To set it up, go into your chat tab and click on “auto invites.” From there, you can create a new invite that will look something like this:

You can add as many or as few conditions as you would like

If I knew from heatmaps or recordings that my shipping page had a higher abandonment rate, I could select conditions like the example above to help clarify the shipping page for visitors.

Real-life campaign situation: The case for promo codes

Circling back the post from fashion blogger Shaeffer, let’s say I ended up buying the shoes a few weeks after I initially saw the post.

By that point, the link in her Insta-story or profile would be for a different product thus requiring me to find the shoes from Google search.

If Nordstrom were just using an affiliate link to track how Schaeffer drove sales, my visit and purchase would not necessarily be linked to her.

Suggestion: Use promo codes and UTM parameters together to encourage visitors to complete their purchase and make it easier to track results even after the influencer campaign has ended. Here is a great guide to get started with promo codes.

Why it helps: In my situation, I didn’t visit Nordstrom from Schaeffer’s link. She would not have been given credit for driving my purchase, even though she was the sole reason I visited Nordstrom.

Promo codes are the easiest method of tracking because:

  1. As we mentioned earlier, customers like to use them.

  2. It’s immediately tied to an influencer.

  3. When used with UTM parameters, it can be tracked through your analytics platforms, too.

Note: If you’re nervous about providing a discount code, consider offering free shipping instead. In a 2019 survey by the National Retail Federation, 75% of consumers expect delivery to be free, even on orders under $50. They are more likely to buy a $5 product with free shipping than a $2.50 product with $2.50 shipping.

We’ll say it again - customers like discounts. Promo codes are the easiest method of getting customers to your website and to help track an influencer marketing campaign.

Because you’re drawing on the customer nature to use promo codes, you’re making it easier to track who the influencer is driving to your website, whether they are buying (or not) and other behaviors.

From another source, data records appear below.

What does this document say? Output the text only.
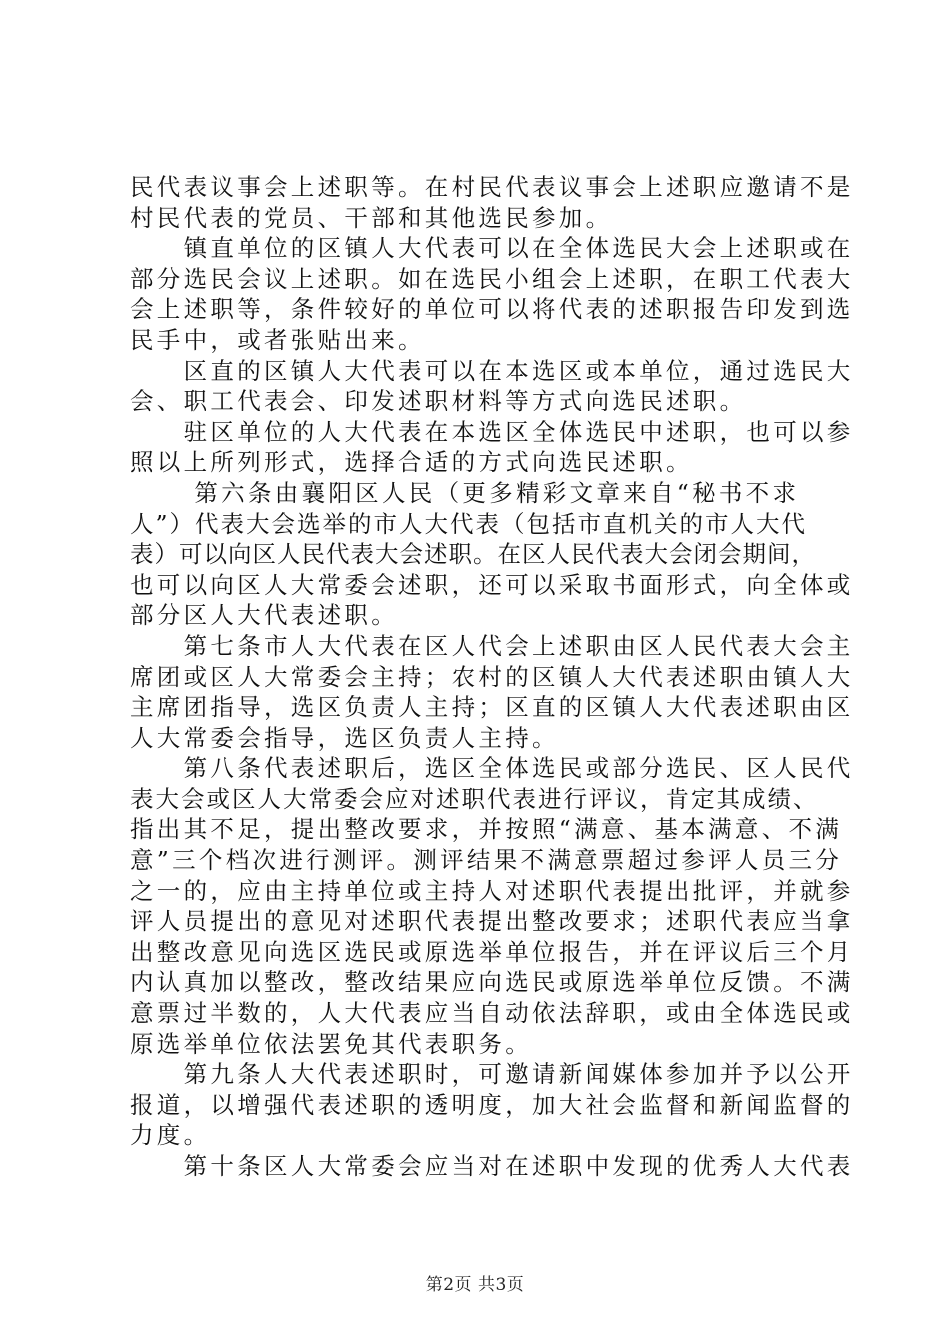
民代表议事会上述职等。在村民代表议事会上述职应邀请不是
村民代表的党员、干部和其他选民参加。
　　镇直单位的区镇人大代表可以在全体选民大会上述职或在
部分选民会议上述职。如在选民小组会上述职，在职工代表大
会上述职等，条件较好的单位可以将代表的述职报告印发到选
民手中，或者张贴出来。
　　区直的区镇人大代表可以在本选区或本单位，通过选民大
会、职工代表会、印发述职材料等方式向选民述职。
　　驻区单位的人大代表在本选区全体选民中述职，也可以参
照以上所列形式，选择合适的方式向选民述职。
　　 第六条由襄阳区人民（更多精彩文章来自“秘书不求
人”）代表大会选举的市人大代表（包括市直机关的市人大代
表）可以向区人民代表大会述职。在区人民代表大会闭会期间，
也可以向区人大常委会述职，还可以采取书面形式，向全体或
部分区人大代表述职。
　　第七条市人大代表在区人代会上述职由区人民代表大会主
席团或区人大常委会主持；农村的区镇人大代表述职由镇人大
主席团指导，选区负责人主持；区直的区镇人大代表述职由区
人大常委会指导，选区负责人主持。
　　第八条代表述职后，选区全体选民或部分选民、区人民代
表大会或区人大常委会应对述职代表进行评议，肯定其成绩、
指出其不足，提出整改要求，并按照“满意、基本满意、不满
意”三个档次进行测评。测评结果不满意票超过参评人员三分
之一的，应由主持单位或主持人对述职代表提出批评，并就参
评人员提出的意见对述职代表提出整改要求；述职代表应当拿
出整改意见向选区选民或原选举单位报告，并在评议后三个月
内认真加以整改，整改结果应向选民或原选举单位反馈。不满
意票过半数的，人大代表应当自动依法辞职，或由全体选民或
原选举单位依法罢免其代表职务。
　　第九条人大代表述职时，可邀请新闻媒体参加并予以公开
报道，以增强代表述职的透明度，加大社会监督和新闻监督的
力度。
　　第十条区人大常委会应当对在述职中发现的优秀人大代表
第2页 共3页
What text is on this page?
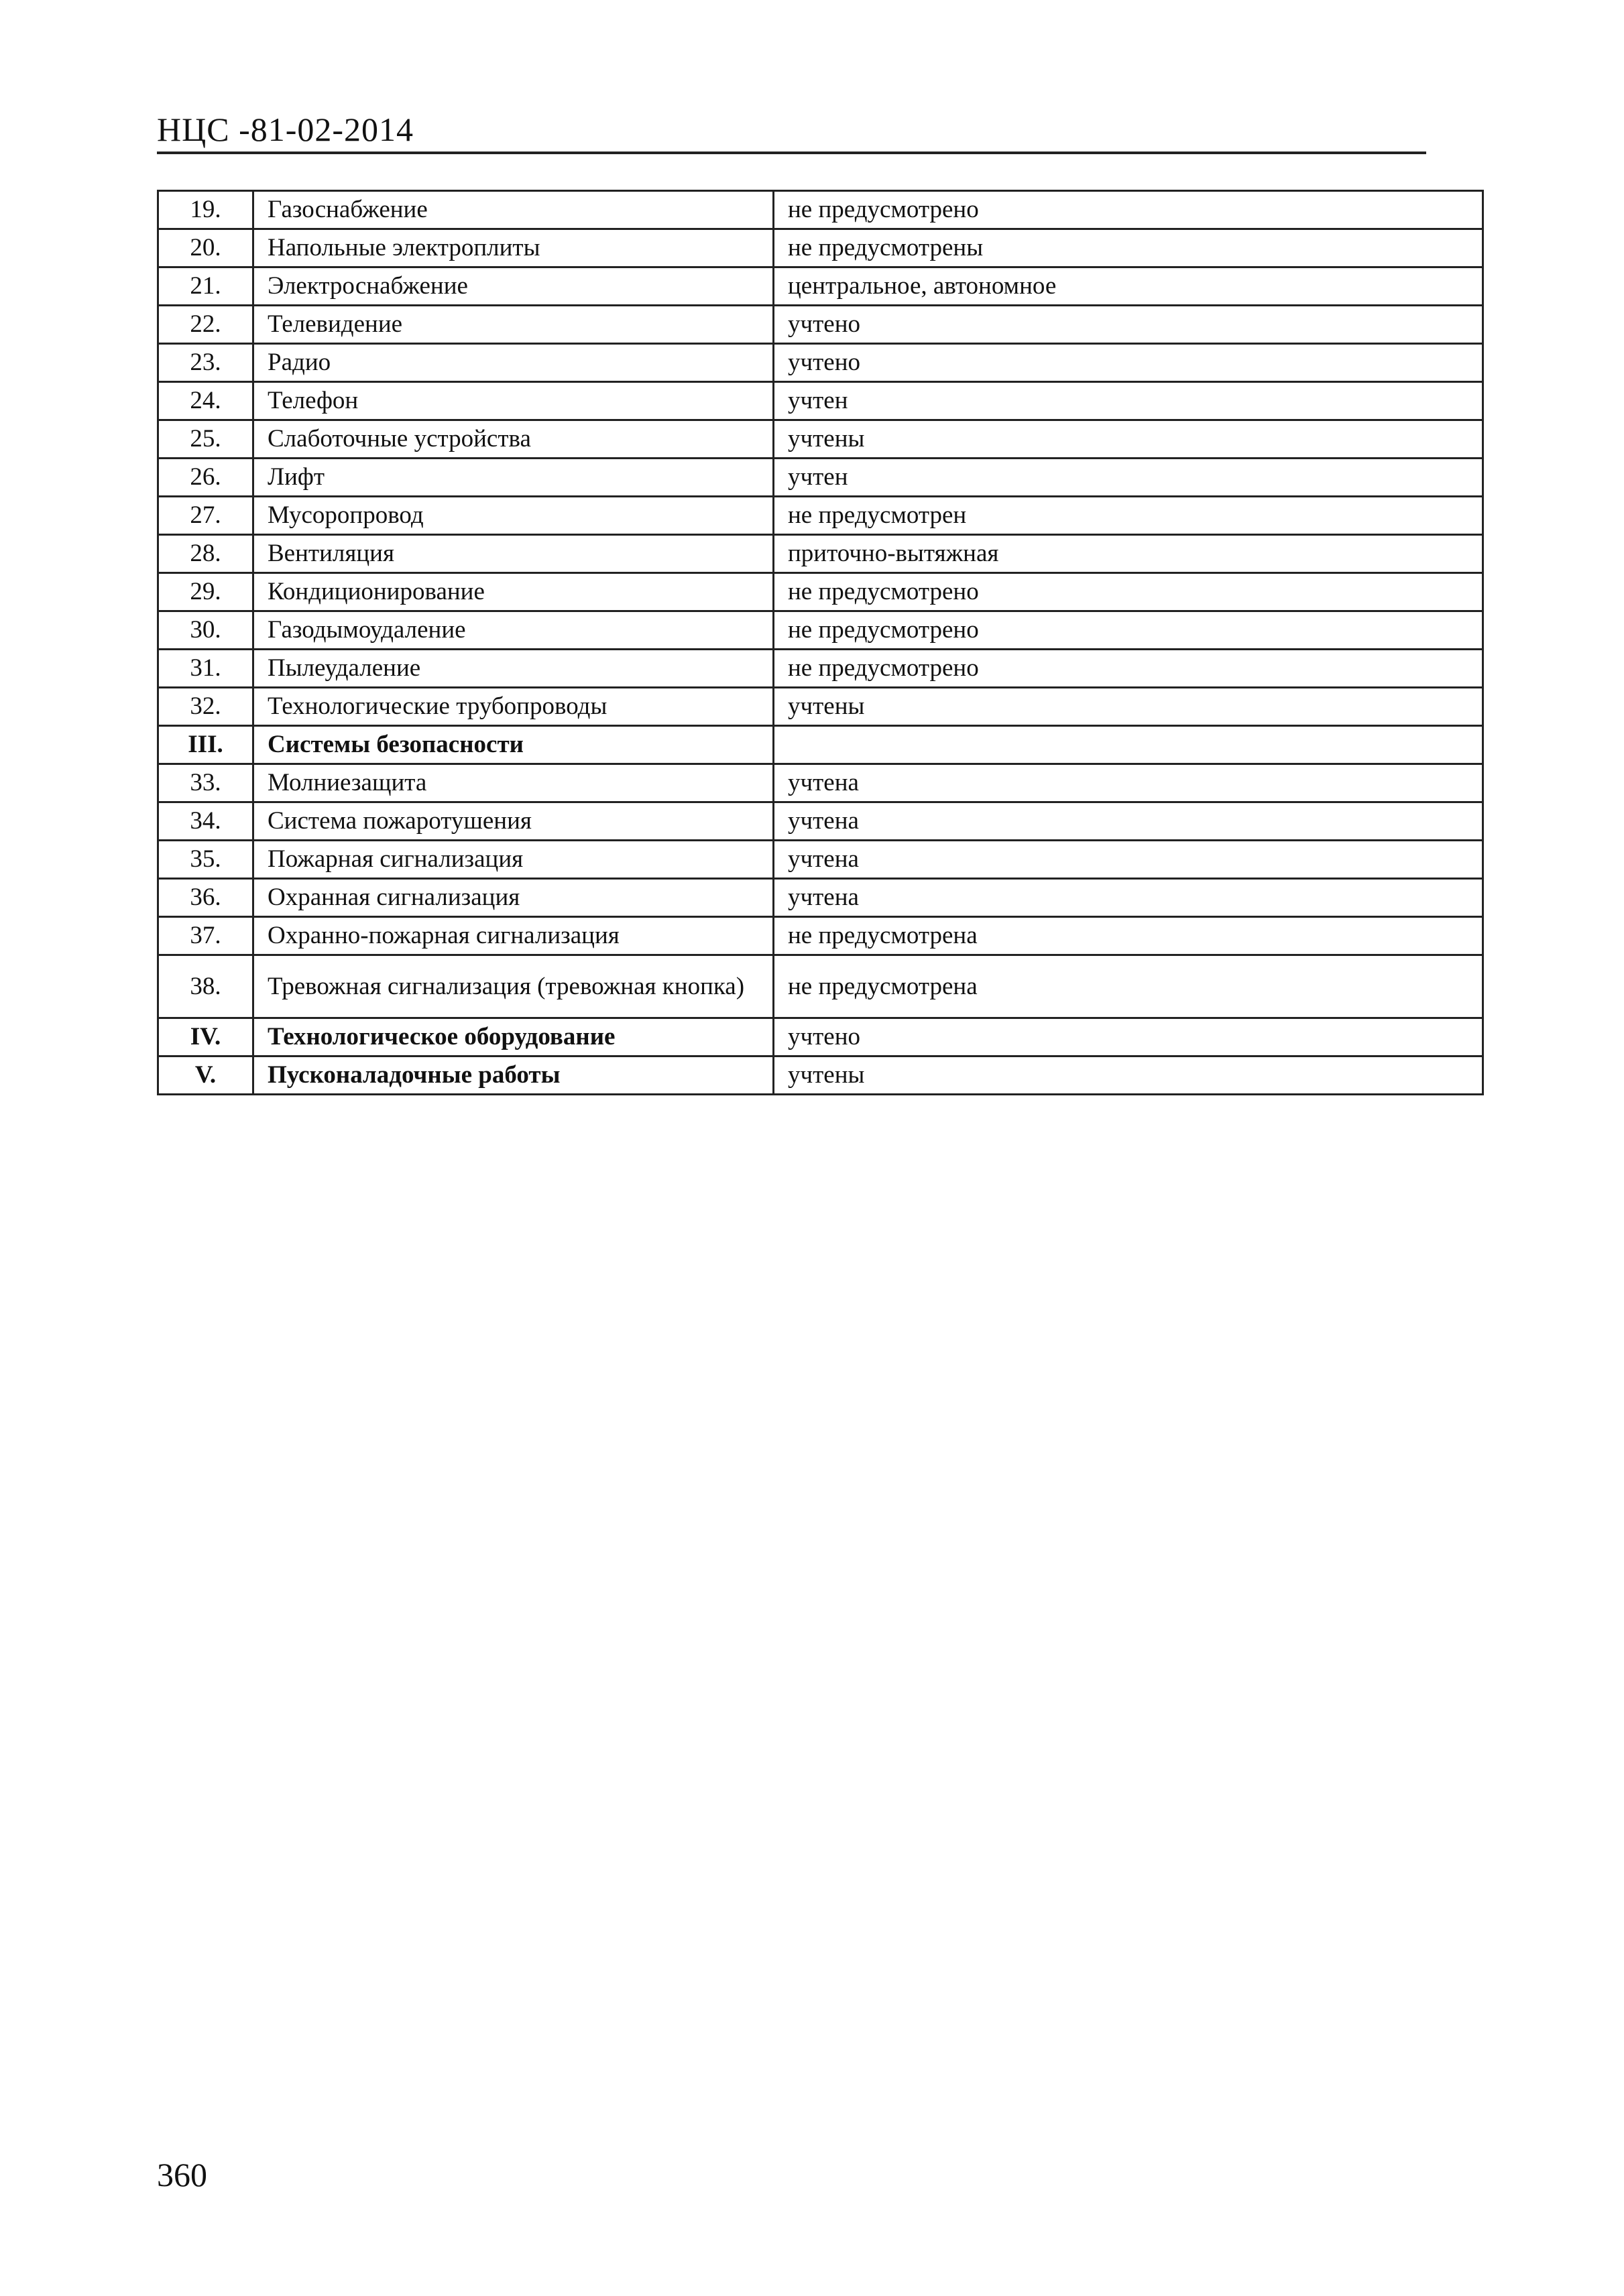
НЦС -81-02-2014
19.	Газоснабжение	не предусмотрено
20.	Напольные электроплиты	не предусмотрены
21.	Электроснабжение	центральное, автономное
22.	Телевидение	учтено
23.	Радио	учтено
24.	Телефон	учтен
25.	Слаботочные устройства	учтены
26.	Лифт	учтен
27.	Мусоропровод	не предусмотрен
28.	Вентиляция	приточно-вытяжная
29.	Кондиционирование	не предусмотрено
30.	Газодымоудаление	не предусмотрено
31.	Пылеудаление	не предусмотрено
32.	Технологические трубопроводы	учтены
III.	Системы безопасности	
33.	Молниезащита	учтена
34.	Система пожаротушения	учтена
35.	Пожарная сигнализация	учтена
36.	Охранная сигнализация	учтена
37.	Охранно-пожарная сигнализация	не предусмотрена
38.	Тревожная сигнализация (тревожная кнопка)	не предусмотрена
IV.	Технологическое оборудование	учтено
V.	Пусконаладочные работы	учтены
360
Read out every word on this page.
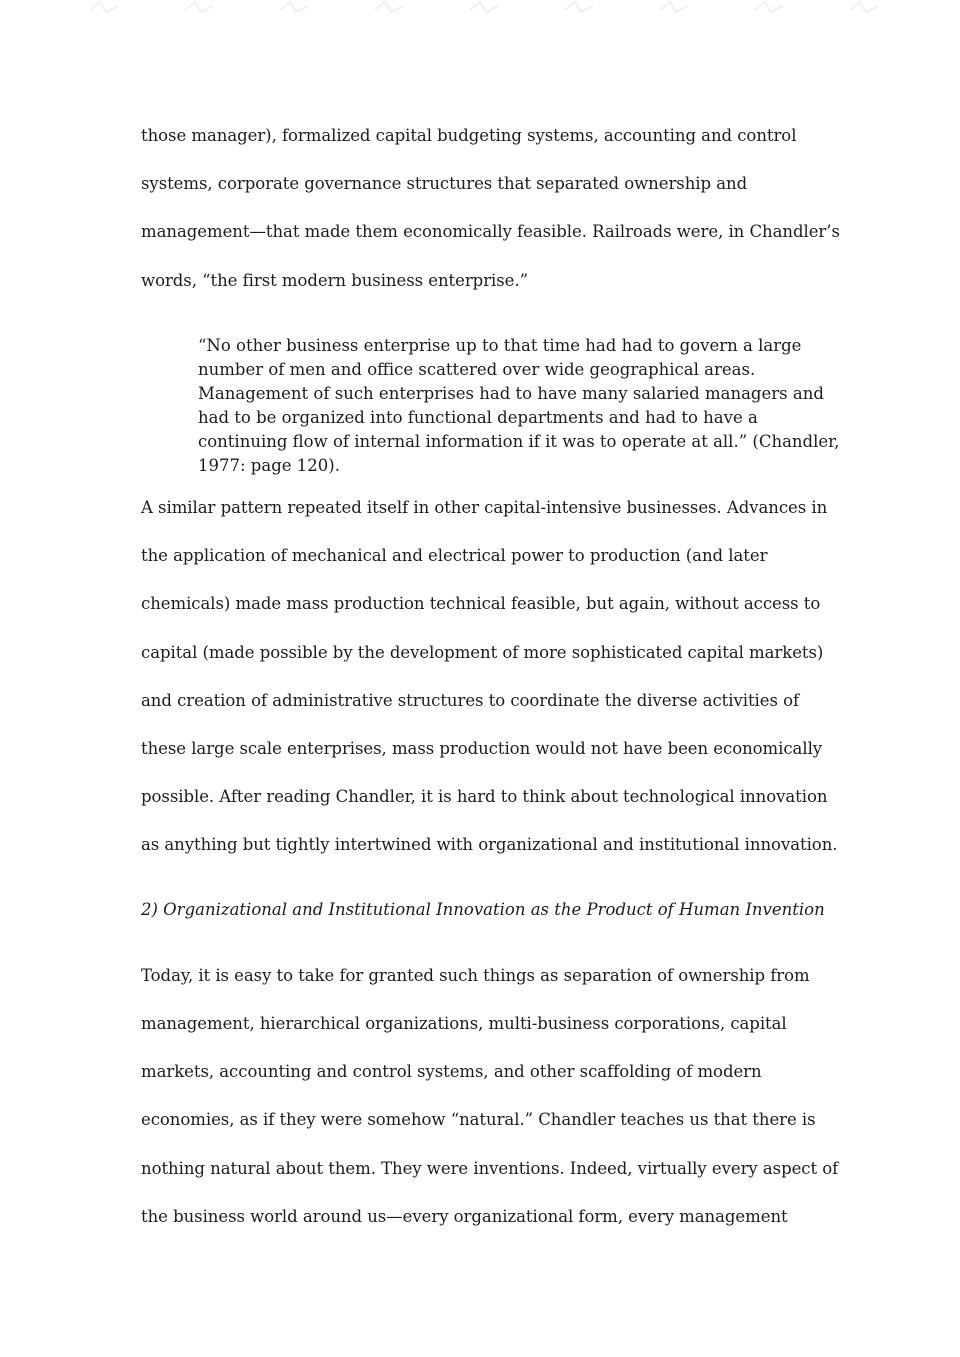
those manager), formalized capital budgeting systems, accounting and control
systems, corporate governance structures that separated ownership and
management—that made them economically feasible. Railroads were, in Chandler’s
words, “the first modern business enterprise.”
“No other business enterprise up to that time had had to govern a large
number of men and office scattered over wide geographical areas.
Management of such enterprises had to have many salaried managers and
had to be organized into functional departments and had to have a
continuing flow of internal information if it was to operate at all.” (Chandler,
1977: page 120).
A similar pattern repeated itself in other capital-intensive businesses. Advances in
the application of mechanical and electrical power to production (and later
chemicals) made mass production technical feasible, but again, without access to
capital (made possible by the development of more sophisticated capital markets)
and creation of administrative structures to coordinate the diverse activities of
these large scale enterprises, mass production would not have been economically
possible. After reading Chandler, it is hard to think about technological innovation
as anything but tightly intertwined with organizational and institutional innovation.
2) Organizational and Institutional Innovation as the Product of Human Invention
Today, it is easy to take for granted such things as separation of ownership from
management, hierarchical organizations, multi-business corporations, capital
markets, accounting and control systems, and other scaffolding of modern
economies, as if they were somehow “natural.” Chandler teaches us that there is
nothing natural about them. They were inventions. Indeed, virtually every aspect of
the business world around us—every organizational form, every management
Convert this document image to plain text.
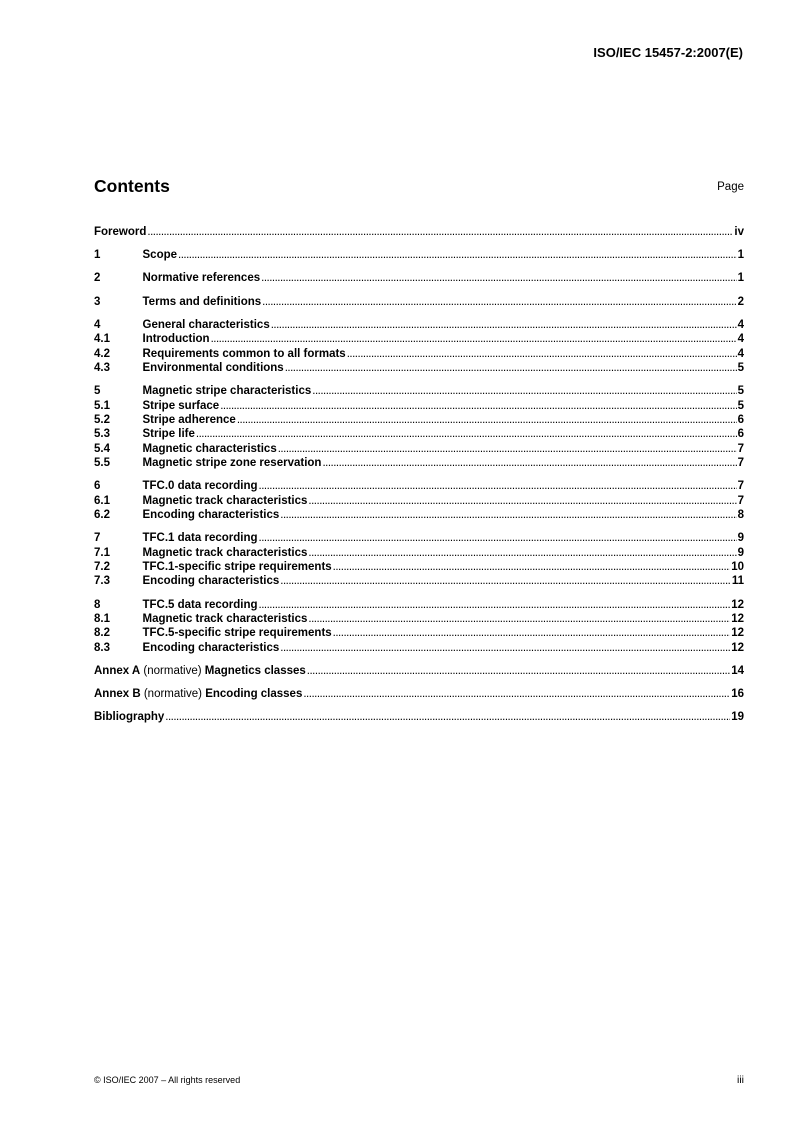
ISO/IEC 15457-2:2007(E)
Contents	Page
Foreword .....	iv
1	Scope .....	1
2	Normative references .....	1
3	Terms and definitions .....	2
4	General characteristics .....	4
4.1	Introduction .....	4
4.2	Requirements common to all formats .....	4
4.3	Environmental conditions .....	5
5	Magnetic stripe characteristics .....	5
5.1	Stripe surface .....	5
5.2	Stripe adherence .....	6
5.3	Stripe life .....	6
5.4	Magnetic characteristics .....	7
5.5	Magnetic stripe zone reservation .....	7
6	TFC.0 data recording .....	7
6.1	Magnetic track characteristics .....	7
6.2	Encoding characteristics .....	8
7	TFC.1 data recording .....	9
7.1	Magnetic track characteristics .....	9
7.2	TFC.1-specific stripe requirements .....	10
7.3	Encoding characteristics .....	11
8	TFC.5 data recording .....	12
8.1	Magnetic track characteristics .....	12
8.2	TFC.5-specific stripe requirements .....	12
8.3	Encoding characteristics .....	12
Annex A (normative) Magnetics classes .....	14
Annex B (normative) Encoding classes .....	16
Bibliography .....	19
© ISO/IEC 2007 – All rights reserved	iii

You typically can add UTM parameters to a promo link, but test prior to the campaign's launch to be sure.

Wrapping it all up

A successful influencer marketing campaign comes down to more than just meeting goals.

Using tools like recordings and heatmaps, you can evaluate the traffic driven by the influencer, how they behaved, and connect with them for a personal level of service.

Short-term, measure and compare the campaign results to its goals. Quantitatively, how did it stack up with your goals?

Long-term, dive into the traffic generated by the influencer campaign. Look at how they clicked and scrolled throughout your website and compare that to previous campaigns and normal traffic. Ask questions such as:

  • Was the campaign traffic more likely to convert on the first visit, or did it take multiple visits?

  • How long did these visitors stay on the website? Where did they click? What information were they seeking?

  • How can I use what I learned about an influencer campaign’s traffic behavior to make my next influencer campaigns ever better? Should I make a better landing page, or should I use a different influencer with an audience better suited for my product?

At the end of the day, influencer marketing campaigns have been proven time and time again to be an effective marketing strategy. When done correctly, they return solid results.